Putting (0,0)=(x, y) in inequality (1) and (2) we get,

3 × 0+2 × 0 ≤ 150  => 0 ≤ 150 is true.

and 0+4 × 0 ≤ 80  => 0 ≤ 80 is true.

So, the solution plane of both inequality (1) and (2) includes the origin (0,0).

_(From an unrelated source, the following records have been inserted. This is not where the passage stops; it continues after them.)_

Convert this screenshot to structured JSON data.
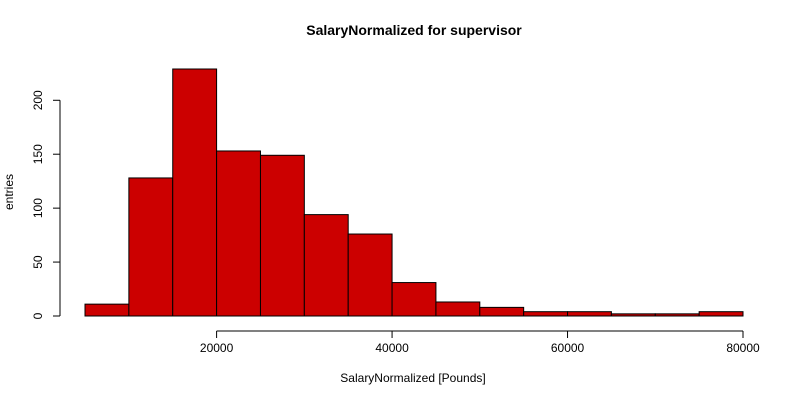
{
  "chart_data": {
    "type": "bar",
    "title": "SalaryNormalized for supervisor",
    "xlabel": "SalaryNormalized [Pounds]",
    "ylabel": "entries",
    "bin_edges": [
      5000,
      10000,
      15000,
      20000,
      25000,
      30000,
      35000,
      40000,
      45000,
      50000,
      55000,
      60000,
      65000,
      70000,
      75000,
      80000
    ],
    "values": [
      11,
      128,
      229,
      153,
      149,
      94,
      76,
      31,
      13,
      8,
      4,
      4,
      2,
      2,
      4
    ],
    "xlim": [
      5000,
      80000
    ],
    "ylim": [
      0,
      229
    ],
    "x_ticks": [
      20000,
      40000,
      60000,
      80000
    ],
    "x_tick_labels": [
      "20000",
      "40000",
      "60000",
      "80000"
    ],
    "y_ticks": [
      0,
      50,
      100,
      150,
      200
    ],
    "y_tick_labels": [
      "0",
      "50",
      "100",
      "150",
      "200"
    ],
    "bar_color": "#CC0000",
    "grid": false,
    "legend": "none"
  }
}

⸫The shaded region is the solution of the given system of inequality.

 

Q15. x + 2y ≤ 10, x + y ≥ 1, x – y ≤ 0, x ≥ 0, y ≥ 0

A.15. The given system of inequality is

x+2y≤ 10-------------(1)

x+y≥ 1 -------------(2)

x – y ≤ 0 -------------(3)

x≥ 0 and y≥ 0 -------------(4)

The corresponding equation of (1), (2) and (3) are

x + 2y = 10

x	0	10
y	5	0

and x + y =1

x	0	1
y	1	0

and x – y = 0

x	0	1
y	0	1

Putting (2,0)=(x, y) in inequality (1), (2) and(3),

2+2 × 0 ≤ 10 =>  2≤ 10 is true.

and 2+0 ≥ 1 =>  2 ≥ 1 is true.

and 2 – 0 ≤ 0  => 2 ≤ 0 is false.

So, the solution of inequality (1) and (2) is the plane which includes point (2,0) whereas the solution of inequality (3) is the plane which includes point (2, 0)

⸫The shaded region represents the solution of the given system of inequality.